We also performed smooth muscle actin (SMA) IHC and detected a highly condensed layer of SMA-positive stroma in the prostate of “wild-type”, Runx2-cTg and Cre+;Ptenp/+ knockout mice (Figure 2D, column 1-3), which is recognized as a natural barrier against the invasion of tumor cells into the adjacent stromal tissue. In contrast, we observed much loosened layers of SMA-positive stroma surrounding malignant epithelial cells in the prostate of Cre+;Runx2-cTg;Ptenp/+ double mutant mice (Figure 2D, column 4), an observation similar to that in prostate tumors in Pten homozygous knockout mice (Cre+;Ptenp/p) (Figure 2D, column 5).

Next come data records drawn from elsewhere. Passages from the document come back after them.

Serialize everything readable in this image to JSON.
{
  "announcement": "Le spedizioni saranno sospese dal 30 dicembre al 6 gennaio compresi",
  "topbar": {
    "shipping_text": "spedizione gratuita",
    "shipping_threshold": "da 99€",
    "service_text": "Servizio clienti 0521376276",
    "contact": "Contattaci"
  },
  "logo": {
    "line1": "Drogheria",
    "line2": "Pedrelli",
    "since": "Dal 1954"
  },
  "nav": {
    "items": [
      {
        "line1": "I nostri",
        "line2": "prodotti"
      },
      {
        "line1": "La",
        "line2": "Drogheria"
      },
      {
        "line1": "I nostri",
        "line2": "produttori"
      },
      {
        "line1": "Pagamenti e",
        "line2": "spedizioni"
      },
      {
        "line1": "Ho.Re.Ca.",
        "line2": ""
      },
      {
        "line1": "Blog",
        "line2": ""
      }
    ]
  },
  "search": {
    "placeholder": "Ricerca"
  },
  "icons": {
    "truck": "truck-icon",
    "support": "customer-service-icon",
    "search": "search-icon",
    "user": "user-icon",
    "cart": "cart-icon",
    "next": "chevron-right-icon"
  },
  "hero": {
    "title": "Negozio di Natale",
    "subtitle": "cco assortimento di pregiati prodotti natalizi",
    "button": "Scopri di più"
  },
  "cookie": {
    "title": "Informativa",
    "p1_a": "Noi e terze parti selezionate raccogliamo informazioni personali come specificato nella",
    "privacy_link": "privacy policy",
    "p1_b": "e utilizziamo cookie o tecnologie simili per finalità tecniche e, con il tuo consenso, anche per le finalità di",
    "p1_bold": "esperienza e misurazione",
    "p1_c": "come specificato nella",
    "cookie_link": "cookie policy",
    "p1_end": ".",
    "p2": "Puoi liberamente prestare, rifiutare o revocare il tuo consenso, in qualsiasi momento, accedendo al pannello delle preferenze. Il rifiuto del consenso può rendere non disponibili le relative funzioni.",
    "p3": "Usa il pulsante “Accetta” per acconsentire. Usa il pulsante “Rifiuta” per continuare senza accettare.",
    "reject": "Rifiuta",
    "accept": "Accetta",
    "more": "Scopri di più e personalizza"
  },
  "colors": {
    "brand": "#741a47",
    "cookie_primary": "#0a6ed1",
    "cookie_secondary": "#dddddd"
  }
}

Additionally, invasive adenocarcinoma often induces a desmoplastic response, in which collagenous material is diffusely distributed in the surrounding stromal tissue. We performed Masson's trichrome staining that marks keratin and muscle fibers in red and collagen in blue. We detected a relatively condensed layer of collagen surrounding the stroma in the prostate of “wild-type”, Runx2-cTg and Cre+;Ptenp/+ mice (Figure 2D, column 1-3). On the contrary, we found the existence of multiple layers of collagen (blue) integrated with layers of small muscle fibers (pink) in the prostate of Cre+;Runx2-cTg;Ptenp/+ mice (Figure 2D, column 4). The result was also similar to the observation in Pten homozygous knockout (Cre+;Ptenp/p) prostate tumors (Figure 2D, column 5). Thus, similar to the effect of Pten homozygous deletion, Runx2-cTg in combination with Pten heterozygous deletion can induce tumor microenvironment alterations such as extracellular matrix remodeling and aberrant collagen synthesis and deposit, an aggressive phenotype similarly seen in other genetically engineered mouse models such as Pten homozygous deletion mice.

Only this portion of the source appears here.